Em mais uma tentativa da 20th Century Fox em emplacar uma franquia Young Adult, o diretor entrega um filme até visualmente interessante, mas sem ritmo ou carisma.
Em tese, Tim Burton era uma ótima escolha para levar “O Lar das Crianças Peculiares” para o cinema. Seu estilo visual único com certeza afastaria a comparação entre a adaptação do livro de Ransom Riggs e a franquia “X-Men”, a roteirista Jane Goldman tem experiência com esse tipo de material e faixa etária (vide “Kingsman – Serviço Secreto”, “Kick-Ass” e “Stardust – O Mistério da Estrela”) e o elenco – com alguns colaboradores habituais de Burton – contem nomes fortes encabeçados por Eva Green e Terence Stamp.
Mesmo assim, o filme simplesmente não funciona, para desespero da 20th Century Fox que tenta há anos emplacar uma série Young Adult nos cinemas, tendo fracassado com “Eragon”, “Percy Jackson” e com o terceiro “As Crônicas de Nárnia”. Mesmo tendo (em teoria) o time certo e um bom material original, o longa falha em capturar a atenção do público.
Asa Butterfield encarna o protagonista da história, Jake. Após a morte de seu avô (Stamp), Abe, o rapaz segue algumas pistas que o levam para o Lar de Crianças onde Abe passou sua infância. Lá, ele descobre não apenas que as histórias que seu avô contava sobre as crianças com dons “peculiares” eram verdade, como também que as crianças e a diretora do lugar, a Sra. Peregrine (Green), estão em perigo, caçados por criaturas lideradas pelo maligno Sr. Barron (Samuel L. Jackson).

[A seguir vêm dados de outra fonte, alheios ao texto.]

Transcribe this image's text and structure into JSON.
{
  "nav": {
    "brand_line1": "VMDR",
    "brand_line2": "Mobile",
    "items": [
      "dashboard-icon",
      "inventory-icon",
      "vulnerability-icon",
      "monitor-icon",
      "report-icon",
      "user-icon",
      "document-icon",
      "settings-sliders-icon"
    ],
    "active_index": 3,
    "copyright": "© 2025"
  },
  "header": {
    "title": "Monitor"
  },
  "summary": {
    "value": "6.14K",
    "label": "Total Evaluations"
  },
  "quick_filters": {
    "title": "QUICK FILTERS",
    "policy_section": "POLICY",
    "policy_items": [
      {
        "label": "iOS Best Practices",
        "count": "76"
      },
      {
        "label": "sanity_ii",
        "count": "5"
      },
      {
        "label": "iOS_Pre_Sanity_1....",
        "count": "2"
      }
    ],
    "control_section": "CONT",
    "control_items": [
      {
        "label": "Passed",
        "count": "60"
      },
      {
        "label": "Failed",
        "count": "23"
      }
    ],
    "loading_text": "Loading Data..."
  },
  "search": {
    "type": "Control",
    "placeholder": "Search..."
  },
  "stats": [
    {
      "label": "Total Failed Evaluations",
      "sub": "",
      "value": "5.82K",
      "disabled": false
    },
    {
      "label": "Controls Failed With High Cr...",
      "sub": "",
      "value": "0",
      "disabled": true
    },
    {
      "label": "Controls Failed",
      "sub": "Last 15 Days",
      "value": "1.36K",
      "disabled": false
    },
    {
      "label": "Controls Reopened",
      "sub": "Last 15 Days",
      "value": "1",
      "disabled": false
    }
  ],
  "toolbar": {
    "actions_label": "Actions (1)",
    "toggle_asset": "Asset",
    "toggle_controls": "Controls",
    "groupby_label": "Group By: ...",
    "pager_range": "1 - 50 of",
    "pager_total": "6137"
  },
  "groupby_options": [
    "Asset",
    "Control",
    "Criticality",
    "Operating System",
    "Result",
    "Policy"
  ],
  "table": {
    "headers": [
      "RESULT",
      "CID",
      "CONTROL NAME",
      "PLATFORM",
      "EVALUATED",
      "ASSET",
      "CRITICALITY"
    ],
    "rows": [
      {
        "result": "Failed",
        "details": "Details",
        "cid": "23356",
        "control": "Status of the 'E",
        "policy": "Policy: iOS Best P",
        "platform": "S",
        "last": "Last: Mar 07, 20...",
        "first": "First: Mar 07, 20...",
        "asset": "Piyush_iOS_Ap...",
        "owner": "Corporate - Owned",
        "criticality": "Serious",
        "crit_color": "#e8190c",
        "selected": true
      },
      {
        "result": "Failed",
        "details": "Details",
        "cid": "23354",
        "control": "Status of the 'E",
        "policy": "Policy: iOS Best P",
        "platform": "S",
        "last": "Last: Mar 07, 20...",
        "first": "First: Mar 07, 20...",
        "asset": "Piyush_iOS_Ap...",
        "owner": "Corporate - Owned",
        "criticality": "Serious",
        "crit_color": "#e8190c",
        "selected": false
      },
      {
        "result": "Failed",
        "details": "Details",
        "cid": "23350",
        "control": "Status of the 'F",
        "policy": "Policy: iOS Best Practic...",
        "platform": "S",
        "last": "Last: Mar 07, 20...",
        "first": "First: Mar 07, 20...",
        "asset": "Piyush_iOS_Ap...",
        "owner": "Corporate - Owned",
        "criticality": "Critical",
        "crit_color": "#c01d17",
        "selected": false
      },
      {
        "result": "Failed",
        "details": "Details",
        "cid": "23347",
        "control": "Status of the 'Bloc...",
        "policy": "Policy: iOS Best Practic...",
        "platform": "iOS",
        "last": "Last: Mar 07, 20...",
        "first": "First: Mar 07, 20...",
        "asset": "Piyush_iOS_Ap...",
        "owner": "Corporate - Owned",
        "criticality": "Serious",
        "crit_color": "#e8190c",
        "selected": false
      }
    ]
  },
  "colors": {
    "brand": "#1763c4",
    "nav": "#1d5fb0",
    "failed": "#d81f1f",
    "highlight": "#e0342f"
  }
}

A ilha onde boa parte da produção se passa e o próprio lar em si são ótimas criações do experiente Gavin Bocquet (que recentemente brilhou em “Warcraft – O Primeiro Encontro de Dois Mundos”), enquanto Coleen Atwood, em mais uma colaboração com Tim Burton, produziu belos figurinos que representam muito bem a personalidade de cada um dos peculiares. Mas não basta o diretor jogar uma estilosa Eva Green e um design de produção interessante na concepção visual das crianças e criaturas para cativar o público. A trama tem de fazer algum sentido, bem como apresentar aos heróis desafios interessantes.
A apresentação do mistério envolvendo o avô de Jake e as crianças peculiares do título, bem como a revelação destas e da natureza de seu lar funciona muito bem. O problema é que, após o protagonista descobrir seu “destino”, a história desaba, especialmente por não seguir as próprias regras e contar meramente com a estupidez de seus próprios personagens para avançar a trama. Até mesmo a relação entre Jake e as crianças é desenvolvida aos solavancos e clichês, só assim explicando seu romance a jato com Emma (Ella Purnell) e especialmente sua rivalidade instantânea com Enoch (Finlay MacMillan), que só pode ser descrita como “nunca te vi, sempre te odiei”.
Butterfield surge completamente perdido em cena, sem saber exatamente em que direção levar o seu Jake, tendo pouquíssima química com o restante do elenco. Eva Green, embora seja interessante o modo com que lida com a rotina dos dias no seu “lar”, faz basicamente uma versão light de sua Vanessa Ives de “Penny Dreadful” e Samuel L. Jackson faz… uma caricatura de vilão, remetendo, infelizmente para o Octopus de “The Spirit – O Filme”, embora não tão escatológico. O que se sai melhor dos adultos é Terence Stamp, que faz do seu Abe, ao mesmo tempo, amoroso e misterioso (curiosamente, o personagem funciona melhor quando lida com a versão mais jovem de seu neto).
O desperdício de bons atores como Allison Janey, Chris O’Dowd e especialmente Judi Dench é quase criminoso, só não o sendo porque se há crime neste filme está em sua esquisitíssima montagem e na péssima trilha de Matthew Margeson e Michael Higham, que consegue estragar o que deveria ter sido uma das melhores cenas do filme, na qual Burton faz uma ótima homenagem ao lendário Ray Harryhousen.
Contando com um clímax terrível que peca pela burrice dos personagens e por fechar mal e porcamente a trama, “O Lar das Crianças Peculiares” se revela um longa quase que desprovido de charme e carisma ou qualquer senso de real de aventura e divertimento. Bom, ao menos os créditos são imaginativos e tem uma música da Florence Welch.